Written by: Timothy Fitzgerald
06/11/2010 11:35 AM
For Brian Brawdy, what began as a personal challenge ballooned into something bigger than he could have ever imagined.
After having retired from a long career as a New York undercover cop Brawdy was at a crossroads in his life. What to do next? He found inspiration in outdoor travel and created a personal challenge for himself: fashion an RV that runs off solar and wind power. Since then Brawdy has repeatedly appeared on some of the largest national television networks as an expert on self-reliance, survival, and emergency preparedness and his Eco RV has become a nationally recognized symbol of environmental responsibility.
We caught up with Brawdy to find out about his inspirations, aspirations, and his predictions of what the future has in store for Eco RVing.
CampingRoadTrip.com: What drew you to RVing and how did you first become involved in eco RVing?
BRIAN BAWDY: The sense of adventure. When bringing the far away to my own front door reached a pitch that I could no longer ignore, I became involved.
What is it about the adventure that draws you in?
Honestly, after 1.5 years living on the road full time it is the people. At first it was the places, but I realized that I am more moved by the people I meet than the places I've been.
Why do you feel so passionate about the eco message?
It's a matter of math. We only have one planet, a planet that gave birth to us. Though many will complain about a planet in peril, I'm more interested these days in a people in peril.
A few years ago I went on a 48 states tour. In traveling throughout those 48 states it has always been the people I've met that have made the most significant impact on me, no two ways about it.
And to that end, when I started out thinking about eco rving, I started out with a healthy sense of understanding that the planet was in peril. Coming back off that 48 state tour I realized is that it's also the people that are in peril.
It's a dual message; planet in peril, people in peril.
On my tour I saw people standing in the unemployment lines, people who haven't had a job in a year and people who lost everything, and it makes you wake up a little bit.
During Hurricane Katrina I was prepared to see houses demolished and obliterated, cars flipped upside down, and buildings on fire. What I wasn't anticipating was what that 35 foot wall of water would do to humanity. I wasn't prepared for the dearth of any type of sustenance in the local grocery stores. I wasn't prepared to talk to a man who had to sleep with a shotgun to protect himself. It continues to haunt me.
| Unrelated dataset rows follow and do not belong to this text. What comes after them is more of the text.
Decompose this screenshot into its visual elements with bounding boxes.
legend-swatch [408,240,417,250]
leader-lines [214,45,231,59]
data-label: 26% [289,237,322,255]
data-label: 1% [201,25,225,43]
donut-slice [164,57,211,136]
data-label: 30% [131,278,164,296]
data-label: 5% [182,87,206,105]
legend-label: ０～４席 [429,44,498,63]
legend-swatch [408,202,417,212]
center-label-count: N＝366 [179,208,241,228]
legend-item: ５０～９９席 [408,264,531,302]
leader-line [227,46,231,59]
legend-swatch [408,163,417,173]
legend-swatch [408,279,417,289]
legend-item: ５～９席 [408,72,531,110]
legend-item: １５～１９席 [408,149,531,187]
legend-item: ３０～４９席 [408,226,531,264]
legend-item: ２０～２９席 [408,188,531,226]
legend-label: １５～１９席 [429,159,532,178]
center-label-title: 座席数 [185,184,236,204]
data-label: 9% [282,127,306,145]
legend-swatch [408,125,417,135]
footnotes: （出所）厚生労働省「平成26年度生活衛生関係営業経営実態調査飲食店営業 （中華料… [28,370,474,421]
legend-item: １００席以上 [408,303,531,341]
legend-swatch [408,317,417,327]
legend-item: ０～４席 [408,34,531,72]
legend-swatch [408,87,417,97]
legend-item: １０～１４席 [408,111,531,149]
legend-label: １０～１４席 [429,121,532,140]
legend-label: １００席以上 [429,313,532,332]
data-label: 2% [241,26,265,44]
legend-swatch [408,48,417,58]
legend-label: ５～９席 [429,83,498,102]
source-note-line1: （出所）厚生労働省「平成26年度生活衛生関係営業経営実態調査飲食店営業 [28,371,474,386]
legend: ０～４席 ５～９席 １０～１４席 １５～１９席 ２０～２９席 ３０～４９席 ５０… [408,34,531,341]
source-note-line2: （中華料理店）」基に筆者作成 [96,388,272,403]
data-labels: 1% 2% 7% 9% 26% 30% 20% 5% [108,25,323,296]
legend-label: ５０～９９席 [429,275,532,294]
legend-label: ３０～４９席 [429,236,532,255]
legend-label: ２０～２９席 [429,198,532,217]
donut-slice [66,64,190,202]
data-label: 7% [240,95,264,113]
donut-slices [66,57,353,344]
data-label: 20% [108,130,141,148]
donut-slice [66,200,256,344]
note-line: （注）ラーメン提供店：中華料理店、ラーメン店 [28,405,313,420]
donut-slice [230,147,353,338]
As I started to travel the country I began to hear what people were saying, and the message of people in peril grew. We have people that haven't eaten for a week in this country. We have people who haven't had electricity for weeks after a natural disaster.
And now for me I can't clearly separate or differentiate the two (planet in peril, people in peril). There's that symbiotic relationship. And that's where I've been heading, in a sense of preparedness.
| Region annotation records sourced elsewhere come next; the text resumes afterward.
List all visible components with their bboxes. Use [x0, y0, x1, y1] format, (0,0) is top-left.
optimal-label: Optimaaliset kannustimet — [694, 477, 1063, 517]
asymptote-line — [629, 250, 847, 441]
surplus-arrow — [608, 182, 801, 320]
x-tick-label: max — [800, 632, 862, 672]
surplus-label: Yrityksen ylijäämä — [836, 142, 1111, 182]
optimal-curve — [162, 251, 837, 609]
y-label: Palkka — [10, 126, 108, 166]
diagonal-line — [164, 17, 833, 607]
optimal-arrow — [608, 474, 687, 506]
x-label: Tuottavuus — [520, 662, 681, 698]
What do you want to change?
Awareness. Spreading the awareness that RV'ers are our true explorers, as the final nomads on our planet as well as survival experts in the making. I hope to make folks, for their own good or for the good of the planet, pay attention to the impact we have.
Why is emergency preparedness so important?
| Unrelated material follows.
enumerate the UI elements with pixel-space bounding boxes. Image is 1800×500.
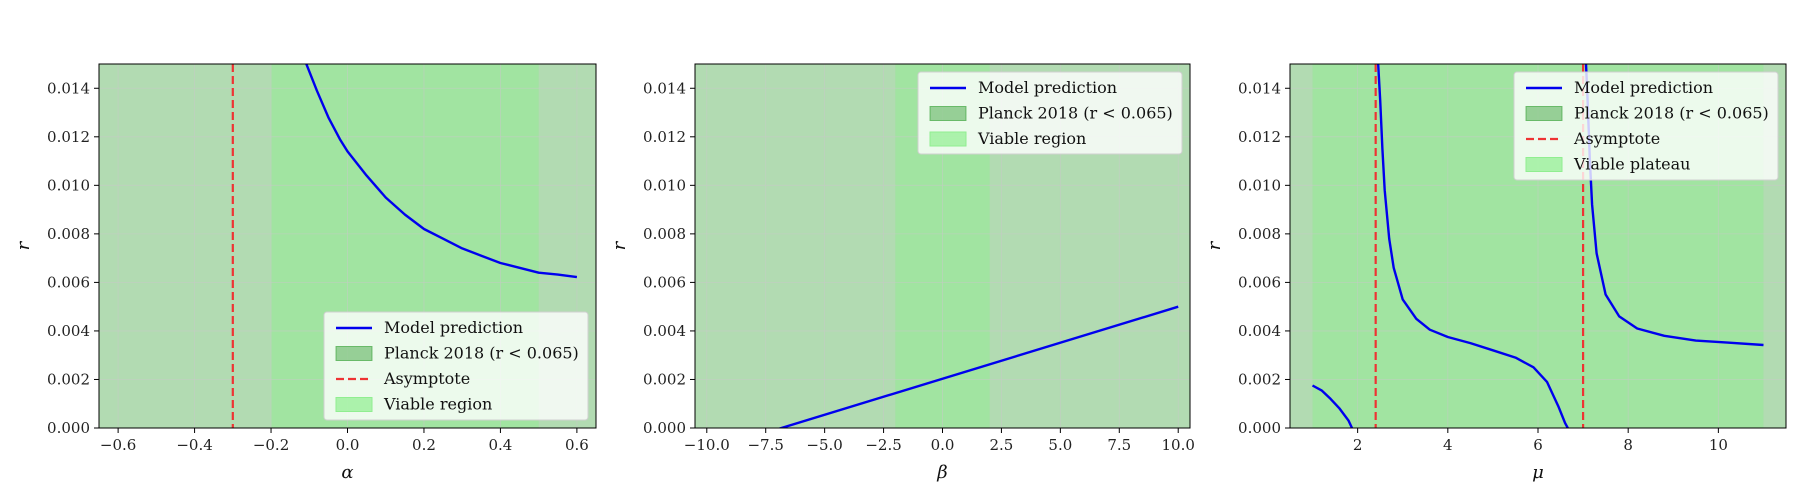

For me, it used to be about adventure, now it's about emergency preparedness. It's important because you must be able to call on yourself if you can't call on anyone else.
Right now I'm in a city of 30,000 people. There are 10 paramedics in this city. If an emergency such as a tornado or terrorist attack happens, how do I know one of the paramedics will come to get me, even if I get the call through? What do you do if they don't get to you?
You need to be self reliant. During an emergency your family, friends and neighbors will be looking to you.
What are your current pursuits?
I'm focusing on the natural, inherently powerful ability of the individual to chart his or her own course. I've also begun focusing on self-reliance and survival and how an RV can be your "Just in Case Place". For me my RV is my "72 hour bag".
What do you see as the future of eco RVing?
Boon docking is the only future. They seem to be the renegades, the ones pushing the envelope in the eco RVing industry.
What do you think of Hybrid RVs, and when do you think it will become a reality?
Any hybrid advancement is a bonus. Constantly looking forward, dreaming, plotting, experimenting, failing and trying again is the true "call of the wild" that I believe eco RV'ers manifest.
How can RVers help preserve and protect the land they explore?
Tell people about your adventures, the experience, brag a bit. If we can encourage folks to get in an RV and out into nature, she'll take care of the rest. I trust that!! Live by example; show others how to enjoy life full on and how to prepare for when it throws you a few curves.
If there were one message you'd want to get across to people, what would it be?
I would want to spread the Green message, which is a dual message now. Be a conservationist for the planet and for yourself. They're equally as important.